Налюбовавшись на всю эту «элегантность» по ходу движения по главной улице, они оказались на уютной террасе ресторанчика у самого подножия горы, где прекрасно провели полночи с бутылочкой местного вина, слушая приятную музыку и глазея на звёзды.

В другой вечер они заехали в кафе к другу Стефано поесть домашней пасты и попить вина. Кафе располагалось на приличной высоте, с которой Вероника и Стефано наблюдали, как внизу на футбольном поле местные подростки гоняли мяч, дождавшись, когда спустится ночь и спадёт дневной зной.

Они оставили машину у друга и пошли прогуляться. Искья — гористая местность, и набережных в привычном понимании слова там практически нет. Обычно променад находится на довольно большой высоте, тянется вдоль горы и где-то далеко внизу плещется море. Вероника и Стефано шли, держа друг друга за руки. Внизу из воды поднимались фантастические исполины — скалы белой горной породы ещё мезозойской эры, как пояснил Стефано. Море взбунтовалось ввиду приближающегося шторма и, преодолевая высоту метров в десять, время от времени выплёскивало пенные капли прямо на асфальт, обрызгивая молодых людей.

На третий вечер Стефано отвёз её в совершенно уникальное местечко, уже незнакомое для туристов и посещаемое в основном местными любителями провести время «элегантно». Они заехали высоко-высоко в горы и оказались на небольшом плато, напоминающем смотровую площадку. С одной стороны плато находился обрыв без конца и края. Вдоль обрыва шло затейливое, совсем невысокое (чтобы не мешать обзору) металлическое ограждение, возле которого стояли такой же витиеватой формы металлические столики на экстравагантных изогнутых ножках и изящные стульчики. Вид с обрыва открывался на гору Сант-Анджело, но с такой головокружительной высоты она казалась маленьким светящимся холмиком. С другой стороны площадки находилась скала, в которой была вырезана галерея. В нишах галереи стояли столики, над которыми горели светильники в виде факелов. Вид поистине захватывающий!

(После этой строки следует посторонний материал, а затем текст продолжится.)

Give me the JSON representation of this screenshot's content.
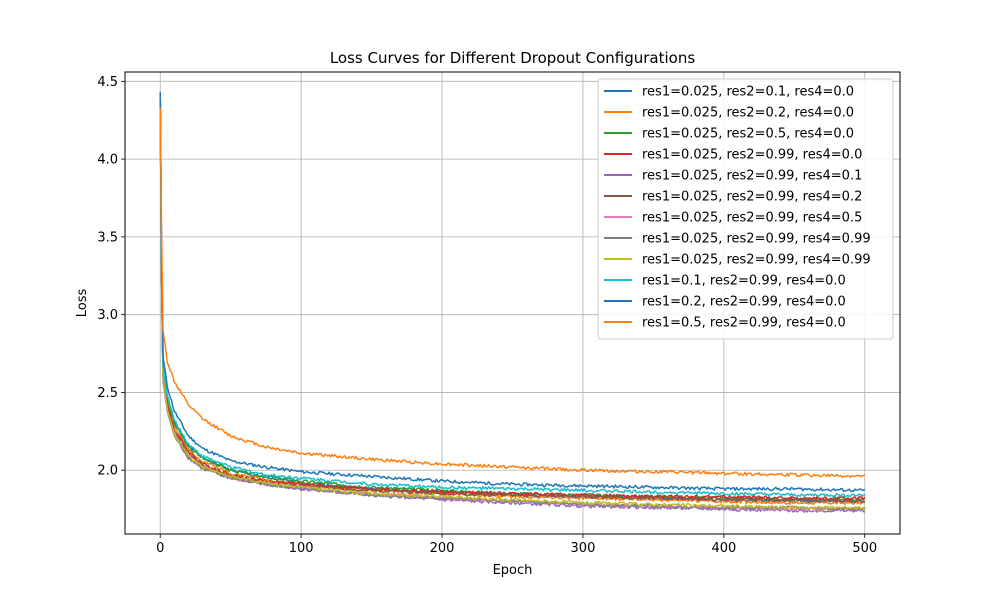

— Это самая высокая точка Искьи. И очень хороший ресторан. Тебе нравится? — с надеждой спросил Стефано.

— Очень элегантный! — Вероника дала местечку наивысшую оценку с точки зрения местного жителя. Стефано просиял и от радости, и от гордости за свою малую родину. А Веронику переполняло чувство восторга и от увиденных живописных пейзажей, и от такого красивого, галантного ухаживания от молодого человека с лицом мифологического божества. Он не позволял себя лишнего, был образован и хорошо воспитан, а может, просто очень в себе уверен и нисколько не сомневался, что то, что должно произойти, произойдёт непременно.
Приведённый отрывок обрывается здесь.